Quick Low-Carb Indian Samosas
Ingredients
- 1 ½ cups (7ounces) cauliflower florets
- ½ cup (2 ounces) yellow onion, diced
- 3 tablespoons extra-virgin olive oil
- ½ tablespoons fresh ginger, grated
- 1 teaspoon garam masala
- ½ teaspoon garam masala
- 2 teaspoons cumin
- Salt and pepper to taste
- 3 low carb "fajita" tortillas, 3-4 inches in length
Instructions
- Make the filling: Pre-heat oven or an air fryer to 400 degrees F. Place cauliflower florets in a medium, microwave-safe bowl with about ¼ cup of water. Cover the bowl with a larger-size plate and heat in the microwave for roughly 3 minutes and set aside. In a large skillet over medium heat, cook the diced onions for roughly five minutes, while regularly stirring, until translucent. Lightly season with salt. Add the grated ginger, 1 teaspoon garam masala, and cumin and stir until well combined and fragrant, about a minute. Stir in the cauliflower, breaking into smaller pieces, and cook for a few minutes longer. Season with salt and pepper to taste, and remove from heat.
- Create the samosas: Cut "fajita" tortilla in half. Brush or spread water on the straight edge of halved tortilla. Fold one corner of the straight edge to the other corner so it forms a cone. Use a fork to pinch the edges together so they stick. If they don't stick, add a little more water and firmly press together again with fork. Pinch the corners to seal them. Fill the cone with roughly 2 tablespoons (or slightly less) of filling, until the cone is roughly ¾ full. Brush or spread water along the top of edge of the cone and seal it by pressing the edges together with a fork. Pinch together with your fingers if need be to seal. Place on a baking sheet and repeat the process for 5 remaining samosas.

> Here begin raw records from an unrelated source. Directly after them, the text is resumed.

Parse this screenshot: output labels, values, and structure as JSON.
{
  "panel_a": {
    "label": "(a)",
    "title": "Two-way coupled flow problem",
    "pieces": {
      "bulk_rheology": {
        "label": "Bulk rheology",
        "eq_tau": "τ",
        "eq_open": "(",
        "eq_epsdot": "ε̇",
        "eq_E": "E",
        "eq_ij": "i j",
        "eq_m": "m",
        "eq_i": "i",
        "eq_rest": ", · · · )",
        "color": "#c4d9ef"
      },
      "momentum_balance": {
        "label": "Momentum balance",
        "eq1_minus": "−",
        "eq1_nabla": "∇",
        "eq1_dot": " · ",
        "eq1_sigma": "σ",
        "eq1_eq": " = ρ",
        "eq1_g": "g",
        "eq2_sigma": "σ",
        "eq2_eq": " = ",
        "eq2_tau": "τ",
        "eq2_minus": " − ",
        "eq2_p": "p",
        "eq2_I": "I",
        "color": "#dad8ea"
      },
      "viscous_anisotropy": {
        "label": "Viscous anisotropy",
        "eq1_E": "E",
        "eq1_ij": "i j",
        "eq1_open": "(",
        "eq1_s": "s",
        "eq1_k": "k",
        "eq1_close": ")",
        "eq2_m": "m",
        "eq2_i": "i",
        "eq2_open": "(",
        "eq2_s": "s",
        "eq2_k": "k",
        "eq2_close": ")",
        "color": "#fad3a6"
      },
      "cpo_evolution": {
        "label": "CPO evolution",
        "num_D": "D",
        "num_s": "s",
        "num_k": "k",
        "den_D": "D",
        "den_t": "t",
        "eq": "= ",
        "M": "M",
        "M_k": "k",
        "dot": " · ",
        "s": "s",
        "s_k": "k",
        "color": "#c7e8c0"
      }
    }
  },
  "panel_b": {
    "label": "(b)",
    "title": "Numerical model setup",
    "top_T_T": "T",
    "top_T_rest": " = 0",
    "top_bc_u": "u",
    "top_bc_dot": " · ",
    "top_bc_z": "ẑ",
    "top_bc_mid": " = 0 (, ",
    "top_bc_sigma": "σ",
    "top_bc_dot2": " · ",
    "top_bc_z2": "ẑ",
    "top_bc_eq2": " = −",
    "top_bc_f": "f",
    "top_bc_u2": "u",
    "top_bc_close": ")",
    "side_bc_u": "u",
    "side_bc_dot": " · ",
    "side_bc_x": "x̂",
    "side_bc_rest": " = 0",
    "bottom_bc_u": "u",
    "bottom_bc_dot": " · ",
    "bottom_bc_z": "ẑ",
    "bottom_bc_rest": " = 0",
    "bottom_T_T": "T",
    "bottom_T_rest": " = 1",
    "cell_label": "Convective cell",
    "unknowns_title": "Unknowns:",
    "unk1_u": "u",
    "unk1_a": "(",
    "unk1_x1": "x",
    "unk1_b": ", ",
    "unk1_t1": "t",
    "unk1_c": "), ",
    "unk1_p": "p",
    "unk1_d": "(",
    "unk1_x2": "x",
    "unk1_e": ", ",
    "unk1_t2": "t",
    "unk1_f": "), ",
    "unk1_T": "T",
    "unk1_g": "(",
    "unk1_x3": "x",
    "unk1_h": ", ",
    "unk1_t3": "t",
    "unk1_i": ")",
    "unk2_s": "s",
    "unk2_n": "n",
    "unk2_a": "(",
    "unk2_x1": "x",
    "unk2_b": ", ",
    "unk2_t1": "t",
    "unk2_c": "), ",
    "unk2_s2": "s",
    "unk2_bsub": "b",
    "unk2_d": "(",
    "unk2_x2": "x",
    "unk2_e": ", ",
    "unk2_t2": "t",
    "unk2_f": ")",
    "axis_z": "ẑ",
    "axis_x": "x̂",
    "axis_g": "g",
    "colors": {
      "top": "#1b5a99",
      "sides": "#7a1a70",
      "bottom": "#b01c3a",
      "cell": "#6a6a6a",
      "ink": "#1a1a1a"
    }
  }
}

- Bake and serve: In a small bowl, mix 2 tablespoons olive oil and ½ teaspoon garam masala. Brush the mixture on top of the prepared samosas (on both sides) before putting in oven. Cook in the oven or an air fryer at 400 degrees F for 4 minutes per side (for a total of 8 minutes). Remove from oven and serve immediately. Serve alongside a low-carb chutney if desired.